Both prosecuting and defense attorneys gave closing arguments on Monday in the murder trial of former Minneapolis cop Derek Chauvin. Although the charges Chauvin is facing—second-degree murder, third-degree murder, and second-degree manslaughter—are arguably the most egregious offenses a person can commit, the case broadcasted in hours of witness and surveillance video is simple.
As prosecutor Jerry Blackwell put it in his rebuttal to the defense attorney’s closing arguments, the case is so simple even a 9-year-old girl can understand it, and she did. That girl witnessed Chauvin kneeling on George Floyd’s neck before he died in police custody on May 25, 2020 and testified in court for the prosecution. "Get off of him," she had told police before Floyd's death. Blackwell repeated her words in court.
"That's how simple it was. 'Get off of him.' Common sense,” the attorney said.
They were words that prosecutor Steve Schleicher also used repeatedly in closing arguments. "Use your common sense,” he told the jury. “Believe your eyes. What you saw, you saw." In Schleicher’s closing, he laid out the facts of the case as shown in video presented earlier in the trial. The attorney said Floyd complied with officers even though his first encounter with them the day he died was threatening. He was alerted to a police presence when former Minneapolis police officer Thomas Lane used his gun to tap on the window of the SUV Floyd was sitting in.
WARNING: This video contains live footage that may be triggering or inappropriate for some viewers.
"They ask him his name. He gives his name. He spells it. That's not resistance. That's compliance," Schleicher said. "They ask him to get up. He gets up. They ask him to go across the street. He goes across the street.” Floyd complied with each command officers give until they take him to a squad car. That’s what they wanted him to get into,” Schleicher said, showing the jury a photo of the back of the squad car. He asked the jury rhetorically what they thought the back of the car looked like to Floyd. “Like a little cage,” the attorney answered his own question. “He tried to explain himself to the officers that he had anxiety, that he had claustrophobia.
“He explained this over and over. They wanted him to get in the back of this little car. He just wasn't able to bring himself to do it. He wasn't able to bring himself to do it.”
When the encounter ended, Chauvin had kneeled on Floyd’s neck for nine minutes and 29 seconds despite the Black father telling officers 27 times that he couldn’t breathe. “This wasn’t policing. This was murder,” Schleicher said in his final words to the jury.

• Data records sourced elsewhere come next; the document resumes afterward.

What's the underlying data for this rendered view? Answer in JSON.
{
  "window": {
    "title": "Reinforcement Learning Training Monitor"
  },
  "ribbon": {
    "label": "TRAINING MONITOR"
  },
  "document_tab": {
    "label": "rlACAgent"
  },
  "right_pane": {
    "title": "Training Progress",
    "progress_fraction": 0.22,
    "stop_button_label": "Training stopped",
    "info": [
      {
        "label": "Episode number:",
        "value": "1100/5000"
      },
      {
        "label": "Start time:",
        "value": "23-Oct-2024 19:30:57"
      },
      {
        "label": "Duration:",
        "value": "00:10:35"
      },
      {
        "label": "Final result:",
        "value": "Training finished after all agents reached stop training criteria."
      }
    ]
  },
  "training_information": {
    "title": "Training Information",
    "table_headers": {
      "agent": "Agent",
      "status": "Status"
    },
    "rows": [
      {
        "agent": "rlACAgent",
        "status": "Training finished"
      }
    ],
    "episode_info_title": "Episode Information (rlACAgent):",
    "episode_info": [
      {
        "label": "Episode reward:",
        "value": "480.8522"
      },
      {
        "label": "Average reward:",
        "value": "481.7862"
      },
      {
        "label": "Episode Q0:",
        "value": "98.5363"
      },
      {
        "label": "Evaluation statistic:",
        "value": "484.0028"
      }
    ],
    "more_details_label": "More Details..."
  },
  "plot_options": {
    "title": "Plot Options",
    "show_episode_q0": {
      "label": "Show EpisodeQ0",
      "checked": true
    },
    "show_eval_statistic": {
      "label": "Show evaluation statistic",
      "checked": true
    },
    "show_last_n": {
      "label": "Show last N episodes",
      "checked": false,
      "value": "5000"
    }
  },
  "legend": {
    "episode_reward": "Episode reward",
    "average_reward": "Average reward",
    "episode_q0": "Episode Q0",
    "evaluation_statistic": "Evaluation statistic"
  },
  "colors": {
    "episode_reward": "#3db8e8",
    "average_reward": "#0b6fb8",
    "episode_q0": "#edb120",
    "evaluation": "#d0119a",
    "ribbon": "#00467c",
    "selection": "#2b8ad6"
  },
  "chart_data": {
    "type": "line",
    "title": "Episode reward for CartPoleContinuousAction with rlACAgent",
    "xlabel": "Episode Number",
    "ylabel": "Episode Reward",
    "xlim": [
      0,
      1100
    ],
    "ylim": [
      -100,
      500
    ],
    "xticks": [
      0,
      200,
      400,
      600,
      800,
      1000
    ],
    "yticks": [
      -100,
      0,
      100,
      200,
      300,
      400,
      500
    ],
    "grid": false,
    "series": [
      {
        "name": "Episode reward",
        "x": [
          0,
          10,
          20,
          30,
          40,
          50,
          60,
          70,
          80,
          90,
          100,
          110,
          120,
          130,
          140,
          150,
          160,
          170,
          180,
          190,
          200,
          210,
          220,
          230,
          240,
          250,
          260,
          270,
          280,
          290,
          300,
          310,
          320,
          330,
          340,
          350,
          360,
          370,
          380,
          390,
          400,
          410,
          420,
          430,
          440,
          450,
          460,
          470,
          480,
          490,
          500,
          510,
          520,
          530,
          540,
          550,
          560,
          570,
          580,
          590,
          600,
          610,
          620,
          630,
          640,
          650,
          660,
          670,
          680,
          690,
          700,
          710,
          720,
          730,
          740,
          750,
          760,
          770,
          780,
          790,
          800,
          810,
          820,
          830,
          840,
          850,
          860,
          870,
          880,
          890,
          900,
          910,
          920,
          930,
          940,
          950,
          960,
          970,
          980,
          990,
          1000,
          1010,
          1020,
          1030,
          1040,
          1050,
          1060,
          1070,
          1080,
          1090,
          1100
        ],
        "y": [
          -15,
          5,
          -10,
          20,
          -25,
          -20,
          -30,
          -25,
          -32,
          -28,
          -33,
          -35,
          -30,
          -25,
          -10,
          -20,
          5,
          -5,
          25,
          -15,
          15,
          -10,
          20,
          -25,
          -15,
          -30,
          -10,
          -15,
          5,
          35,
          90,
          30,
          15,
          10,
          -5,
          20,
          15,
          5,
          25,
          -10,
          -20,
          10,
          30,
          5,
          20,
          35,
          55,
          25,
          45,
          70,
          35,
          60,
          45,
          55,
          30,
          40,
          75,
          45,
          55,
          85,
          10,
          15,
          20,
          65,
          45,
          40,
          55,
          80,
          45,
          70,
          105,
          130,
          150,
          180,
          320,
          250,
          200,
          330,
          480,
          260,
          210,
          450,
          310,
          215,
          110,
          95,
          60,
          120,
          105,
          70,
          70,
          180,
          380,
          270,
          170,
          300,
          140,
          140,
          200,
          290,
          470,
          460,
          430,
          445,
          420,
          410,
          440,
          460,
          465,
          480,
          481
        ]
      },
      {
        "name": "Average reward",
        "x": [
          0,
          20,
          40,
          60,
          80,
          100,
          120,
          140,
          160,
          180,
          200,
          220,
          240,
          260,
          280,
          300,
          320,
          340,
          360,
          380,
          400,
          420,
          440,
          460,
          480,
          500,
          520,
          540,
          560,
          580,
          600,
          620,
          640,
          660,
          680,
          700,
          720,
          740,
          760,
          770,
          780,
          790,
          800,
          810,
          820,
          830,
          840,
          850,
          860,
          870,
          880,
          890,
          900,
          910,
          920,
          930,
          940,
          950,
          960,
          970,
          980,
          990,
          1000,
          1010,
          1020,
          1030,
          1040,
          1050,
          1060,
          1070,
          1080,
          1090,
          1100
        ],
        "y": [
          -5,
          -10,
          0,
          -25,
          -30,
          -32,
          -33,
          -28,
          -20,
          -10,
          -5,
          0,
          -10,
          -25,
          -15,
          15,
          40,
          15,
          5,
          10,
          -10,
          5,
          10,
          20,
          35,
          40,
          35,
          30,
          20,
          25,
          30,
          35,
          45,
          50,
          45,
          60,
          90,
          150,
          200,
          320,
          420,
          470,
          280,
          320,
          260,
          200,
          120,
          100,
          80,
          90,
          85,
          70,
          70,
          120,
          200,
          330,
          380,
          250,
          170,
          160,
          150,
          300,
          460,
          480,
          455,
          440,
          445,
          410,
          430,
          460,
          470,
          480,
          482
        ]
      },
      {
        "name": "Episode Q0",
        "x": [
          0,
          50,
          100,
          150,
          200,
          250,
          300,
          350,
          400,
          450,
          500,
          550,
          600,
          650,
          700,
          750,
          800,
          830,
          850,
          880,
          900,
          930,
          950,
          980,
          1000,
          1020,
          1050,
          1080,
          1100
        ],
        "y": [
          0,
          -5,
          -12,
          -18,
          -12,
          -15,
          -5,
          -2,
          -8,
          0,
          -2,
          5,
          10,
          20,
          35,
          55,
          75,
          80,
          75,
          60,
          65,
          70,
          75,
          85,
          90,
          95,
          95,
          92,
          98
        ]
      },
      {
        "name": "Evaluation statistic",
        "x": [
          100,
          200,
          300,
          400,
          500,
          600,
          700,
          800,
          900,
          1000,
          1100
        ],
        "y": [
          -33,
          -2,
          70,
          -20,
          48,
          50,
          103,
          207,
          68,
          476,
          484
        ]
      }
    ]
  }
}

Defense attorney Eric Nelson focused mostly on the idea that Chauvin acted as any reasonable officer would. “All of the evidence shows that Mr. Chauvin thought he was following his training,” Nelson said. He went on to list the considerations a reasonable officer takes into account, such as the safety of the person being arrested and whether calling emergency medical services to respond would be quicker than putting the suspect in the squad car and taking him to the hospital. “And then you look at the direct knowledge that a reasonable police officer would have at the precise moment force was used,” Nelson said. “That includes information that they gather from dispatch, their direct observations of the scene, the subjects, and the current surroundings.
“They have to take into consideration whether the suspect was under the influence of a controlled substance. (...) They take into account their experience with the subject at the beginning, the middle, the end.”
Nelson went on to say that it’s not uncommon for suspects to fake medical emergencies to avoid arrest. “If they’re talking it means they’re breathing,” Nelson said. It’s an explanation Nicole Mackenzie, the Minneapolis police medical support coordinator, refuted when she testified in the trial that just because a person is talking doesn’t mean he is breathing effectively. Nelson, however, focused on theories backed by little evidence in the case like the belief that drugs, a heart condition, and even carbon monoxide from the nearby squad car Floyd was held in front of contributed to his death. The attorney attempted to discredit testimony during the trial that the position Chauvin held Floyd in contributed to his death.
"People sleep in the prone position. People suntan in the prone position. People get massages in the prone position," Nelson said. "The prone position in and of itself is not an inherently dangerous act." But add the body weight of multiple police officers, and the defense’s own expert witness testified that it becomes dangerous.
The jury will ultimately decide how reasonable the defense’s argument is.